Glamour is dangerous. Glamour is powerful. It cannot be bought. It cannot be bought, but for one exception: advertising. Ads can be purchased to produce the illusion of glamour. This is why electing to set a television series about America circa 1964 in an advertising firm is provocative. (And perhaps why it is successful.) We are shown what was being sold at the same time as we are being sold what was behind it. Kodak; drug abuse. Hilton; adultery. Lucky Strike; lung cancer. Reactions to the Kennedy assassination seen via the directorial lens of Barbet Schroeder was perhaps the apotheosis of Man Men’s sexy, ideological assault: artful, dark, and at once devoted to and cynical about the Dream. But this is not bad for us; it’s only television, right?

Schroeder understands the intersection of privilege and tragedy, a place into which the mythology of that November, 1963 moment in our history fits best. And that is the moment within which the writers of the show stage the breakdown of the Draper marriage. The writers are constantly reminding us that this show is about the production of seduction, the production of glamour; the fact that the show itself is a glamorous product makes for an elegant mise en abyme.

“Inception,” is a word current on the cultural radar: is this what this show does? If Mad Men could plant an idea in our mind it would be: transgression is necessary. The little as well as the larger transgressions in our lives, the ones that were once so central as to be invisible in everyday life. They are necessary. Transgression is the process we go through in order to arrive at reconciliation, forgiveness, and love.

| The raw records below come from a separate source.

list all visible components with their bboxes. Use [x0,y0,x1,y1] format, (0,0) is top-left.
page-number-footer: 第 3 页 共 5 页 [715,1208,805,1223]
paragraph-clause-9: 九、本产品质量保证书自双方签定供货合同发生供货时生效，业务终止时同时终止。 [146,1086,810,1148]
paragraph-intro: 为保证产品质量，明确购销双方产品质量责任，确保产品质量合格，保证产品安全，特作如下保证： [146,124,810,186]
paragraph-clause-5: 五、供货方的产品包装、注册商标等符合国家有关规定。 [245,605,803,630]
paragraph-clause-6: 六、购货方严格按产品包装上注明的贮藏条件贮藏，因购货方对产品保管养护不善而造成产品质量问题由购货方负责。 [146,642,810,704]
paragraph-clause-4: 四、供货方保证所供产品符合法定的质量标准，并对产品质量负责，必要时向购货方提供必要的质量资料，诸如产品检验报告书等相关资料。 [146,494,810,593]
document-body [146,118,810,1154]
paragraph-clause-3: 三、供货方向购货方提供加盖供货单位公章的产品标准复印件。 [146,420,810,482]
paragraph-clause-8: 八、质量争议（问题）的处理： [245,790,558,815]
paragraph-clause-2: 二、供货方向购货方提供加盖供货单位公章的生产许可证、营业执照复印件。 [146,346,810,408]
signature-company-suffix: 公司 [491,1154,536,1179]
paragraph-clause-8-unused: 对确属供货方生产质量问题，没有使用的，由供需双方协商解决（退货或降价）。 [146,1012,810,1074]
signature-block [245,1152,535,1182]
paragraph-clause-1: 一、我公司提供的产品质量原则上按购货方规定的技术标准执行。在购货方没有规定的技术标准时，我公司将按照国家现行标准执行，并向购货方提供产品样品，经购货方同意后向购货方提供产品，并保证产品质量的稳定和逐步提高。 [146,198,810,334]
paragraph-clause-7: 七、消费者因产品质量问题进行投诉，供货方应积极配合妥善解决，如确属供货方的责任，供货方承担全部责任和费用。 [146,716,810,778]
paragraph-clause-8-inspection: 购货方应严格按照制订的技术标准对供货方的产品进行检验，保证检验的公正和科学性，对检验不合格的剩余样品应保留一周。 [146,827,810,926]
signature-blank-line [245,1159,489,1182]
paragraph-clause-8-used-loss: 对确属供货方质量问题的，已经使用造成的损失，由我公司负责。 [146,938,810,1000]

Making America fall in love with Don Draper is dangerous, because we will want to be him, or be with him, and both of these will bring moral compromise. Draper is the show’s Tony Soprano, not its Mr. Darcy. Unlike in Jane Austen, this cannot end well.

Katie Roiphe’s New York Times piece on the show said this:

The show seems to be managing, just barely, an existential crisis over ordinary life. It is “The Lonely Crowd” in television drama. It asks the man in the suit, commuting home, will you die of constraint, of boredom, of domestic propriety, or will you break out, will you run off? Don Draper, who suffers so attractively, quotes Frank O’Hara, “Now I am quietly waiting for/ the catastrophe of my personality/ to seem beautiful again.” And one wonders if perhaps there is an audience of successful, healthy couples in the new mode, sitting in their bedrooms with flat-screen TVs waiting for just that same thing.

The O’Hara poem is called “Mayakovsky.” Mayakovsky was a poet, too. He killed himself. Frank O’Hara died at forty, following an accident. Don Draper’s dangerous idea might be that you can commit a crime and survive. Or it might be his belief that a simple, good life is not enough.